El óvulo
femenino, de un octavo de milímetro, es la célula más grande del organismo,
mientras el espermatozoide —elemento masculino— es ochenta y ocho mil veces
menor que el óvulo, es decir, exactamente la célula más pequeña del organismo.
Pero, así y todo, ambos elementos contribuyen por igual a la información
genética, aportando cada uno su propio mensaje. Con otras palabras: entre ambos
organizan un plan general, al que responderán los rasgos fundamentales del
futuro individuo. Se trata, pues, de un proceso genéticamente codificado, el
código genético.
Ambas células (óvulo y
espermatozoide) tienen funciones diferentes.
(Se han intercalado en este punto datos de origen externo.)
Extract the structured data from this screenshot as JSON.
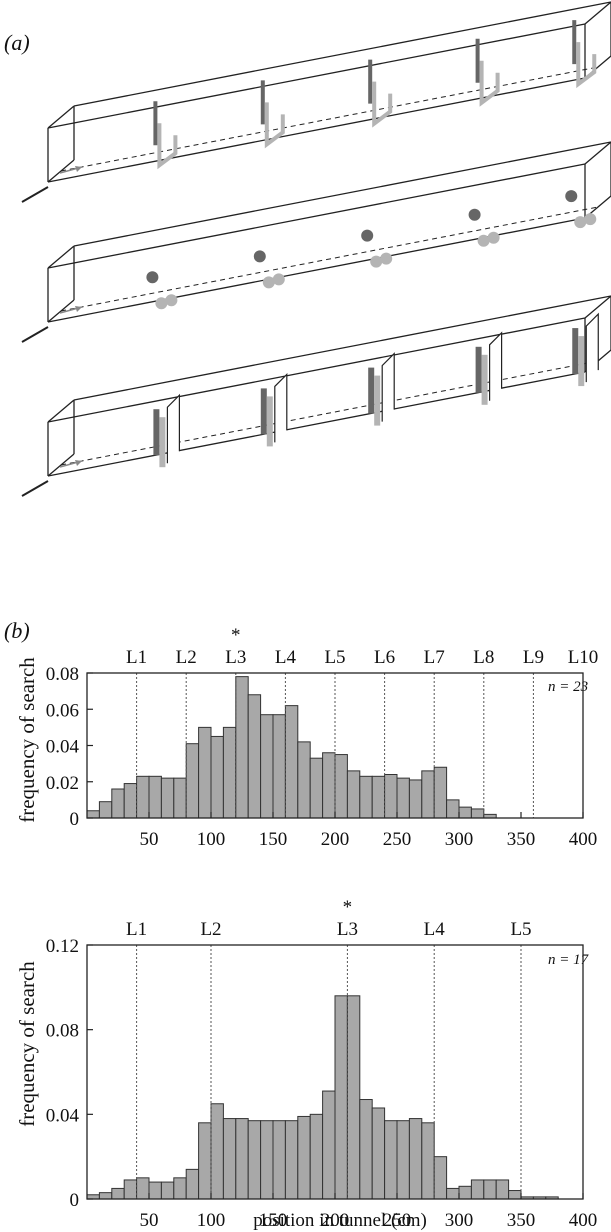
{
  "figure": {
    "panel_a_label": "(a)",
    "panel_b_label": "(b)"
  },
  "colors": {
    "bar_fill": "#a8a8a8",
    "bar_stroke": "#333333",
    "landmark_dark": "#666666",
    "landmark_light": "#b4b4b4",
    "line": "#222222",
    "arrow": "#888888"
  },
  "chart_data": [
    {
      "type": "bar",
      "title": "",
      "xlabel": "",
      "ylabel": "frequency of search",
      "n_label": "n = 23",
      "xlim": [
        0,
        400
      ],
      "ylim": [
        0,
        0.08
      ],
      "xticks": [
        50,
        100,
        150,
        200,
        250,
        300,
        350,
        400
      ],
      "yticks": [
        0,
        0.02,
        0.04,
        0.06,
        0.08
      ],
      "ytick_labels": [
        "0",
        "0.02",
        "0.04",
        "0.06",
        "0.08"
      ],
      "bin_width": 10,
      "bin_starts": [
        0,
        10,
        20,
        30,
        40,
        50,
        60,
        70,
        80,
        90,
        100,
        110,
        120,
        130,
        140,
        150,
        160,
        170,
        180,
        190,
        200,
        210,
        220,
        230,
        240,
        250,
        260,
        270,
        280,
        290,
        300,
        310,
        320,
        330
      ],
      "values": [
        0.004,
        0.009,
        0.016,
        0.019,
        0.023,
        0.023,
        0.022,
        0.022,
        0.041,
        0.05,
        0.045,
        0.05,
        0.078,
        0.068,
        0.057,
        0.057,
        0.062,
        0.042,
        0.033,
        0.036,
        0.035,
        0.026,
        0.023,
        0.023,
        0.024,
        0.022,
        0.021,
        0.026,
        0.028,
        0.01,
        0.006,
        0.005,
        0.002,
        0.0
      ],
      "landmarks": [
        {
          "label": "L1",
          "x": 40
        },
        {
          "label": "L2",
          "x": 80
        },
        {
          "label": "L3",
          "x": 120
        },
        {
          "label": "L4",
          "x": 160
        },
        {
          "label": "L5",
          "x": 200
        },
        {
          "label": "L6",
          "x": 240
        },
        {
          "label": "L7",
          "x": 280
        },
        {
          "label": "L8",
          "x": 320
        },
        {
          "label": "L9",
          "x": 360
        },
        {
          "label": "L10",
          "x": 400
        }
      ],
      "star_label": "*",
      "star_at": "L3",
      "grid": false
    },
    {
      "type": "bar",
      "title": "",
      "xlabel": "position in tunnel (cm)",
      "ylabel": "frequency of search",
      "n_label": "n = 17",
      "xlim": [
        0,
        400
      ],
      "ylim": [
        0,
        0.12
      ],
      "xticks": [
        50,
        100,
        150,
        200,
        250,
        300,
        350,
        400
      ],
      "yticks": [
        0,
        0.04,
        0.08,
        0.12
      ],
      "ytick_labels": [
        "0",
        "0.04",
        "0.08",
        "0.12"
      ],
      "bin_width": 10,
      "bin_starts": [
        0,
        10,
        20,
        30,
        40,
        50,
        60,
        70,
        80,
        90,
        100,
        110,
        120,
        130,
        140,
        150,
        160,
        170,
        180,
        190,
        200,
        210,
        220,
        230,
        240,
        250,
        260,
        270,
        280,
        290,
        300,
        310,
        320,
        330,
        340,
        350,
        360,
        370,
        380,
        390
      ],
      "values": [
        0.002,
        0.003,
        0.005,
        0.009,
        0.01,
        0.008,
        0.008,
        0.01,
        0.014,
        0.036,
        0.045,
        0.038,
        0.038,
        0.037,
        0.037,
        0.037,
        0.037,
        0.039,
        0.04,
        0.051,
        0.096,
        0.096,
        0.047,
        0.043,
        0.037,
        0.037,
        0.038,
        0.036,
        0.02,
        0.005,
        0.006,
        0.009,
        0.009,
        0.009,
        0.004,
        0.001,
        0.001,
        0.001,
        0.0,
        0.0
      ],
      "landmarks": [
        {
          "label": "L1",
          "x": 40
        },
        {
          "label": "L2",
          "x": 100
        },
        {
          "label": "L3",
          "x": 210
        },
        {
          "label": "L4",
          "x": 280
        },
        {
          "label": "L5",
          "x": 350
        }
      ],
      "star_label": "*",
      "star_at": "L3",
      "grid": false
    }
  ]
}
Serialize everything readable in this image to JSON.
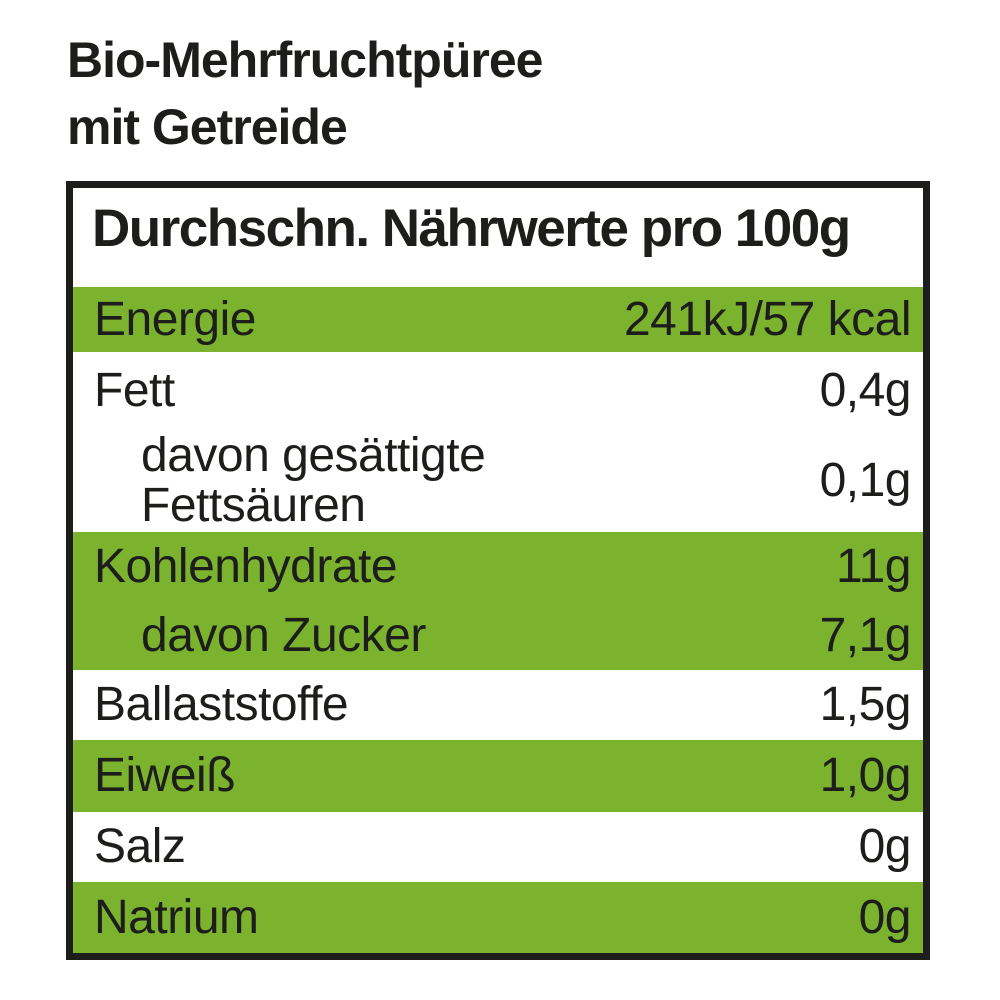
{
  "title": {
    "line1": "Bio-Mehrfruchtpüree",
    "line2": "mit Getreide"
  },
  "table": {
    "header": "Durchschn. Nährwerte pro 100g",
    "rows": [
      {
        "label": "Energie",
        "value": "241kJ/57 kcal",
        "green": true,
        "indent": false
      },
      {
        "label": "Fett",
        "value": "0,4g",
        "green": false,
        "indent": false
      },
      {
        "label": "davon gesättigte\nFettsäuren",
        "value": "0,1g",
        "green": false,
        "indent": true
      },
      {
        "label": "Kohlenhydrate",
        "value": "11g",
        "green": true,
        "indent": false
      },
      {
        "label": "davon Zucker",
        "value": "7,1g",
        "green": true,
        "indent": true
      },
      {
        "label": "Ballaststoffe",
        "value": "1,5g",
        "green": false,
        "indent": false
      },
      {
        "label": "Eiweiß",
        "value": "1,0g",
        "green": true,
        "indent": false
      },
      {
        "label": "Salz",
        "value": "0g",
        "green": false,
        "indent": false
      },
      {
        "label": "Natrium",
        "value": "0g",
        "green": true,
        "indent": false
      }
    ]
  },
  "colors": {
    "green": "#7bb32e",
    "text": "#1d1d1b",
    "border": "#1d1d1b",
    "background": "#ffffff"
  }
}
La función única del
espermatozoide es llegar al óvulo y entregar su programa para la organización
del nuevo individuo, mientras que el óvulo aporta los elementos nutritivos, a
modo de materia prima, para producir nuevas células para el futuro organismo.
El
espermatozoide que llega primero al óvulo con su mensaje es aceptado sin más,
mientras que los demás (¡y son millones!) son rechazados. De paso, hagamos
referencia a un pavoroso misterio: si cada uno de los millones de
espermatozoides tiene un programa original, como así es, en el mismo acto en
el que fui concebido yo pude haber resultado —de acuerdo con el espermatozoide
que hubiera llegado primero al óvulo— de millones de formas diferentes, hubiera
podido tener millones de personalidades diferentes, de la misma manera que los
hermanos son, a veces, tan diferentes entre sí, a pesar de tener los mismos
códigos paternos.
Los genes, sea individualmente, sea
a través de los enlaces moleculares producidos por la mutua interacción,
decidirán el carácter general del futuro individuo. Pero este programa, elaborado
en combinación con el espermatozoide y el óvulo, puede ser alterado, y, de
hecho, siempre lo es, por factores externos, como las radiaciones solares o
nucleares u otros “accidentes” a escala molecular, que pueden cambiar uno o
varios elementos del código genético.
Así pues, el programa original
genético puede tener variantes, y estas variantes pueden tornarse en factores
preponderantes, es decir, pueden ejercer una función primordial en la
organización del futuro individuo. De nuevo asoma a nuestros ojos el insondable
misterio: en el mismo momento en que fui concebido, yo pude haber tenido —a
causa de las combinaciones internas y las influencias externas— millones de
personalidades distintas de la que tengo.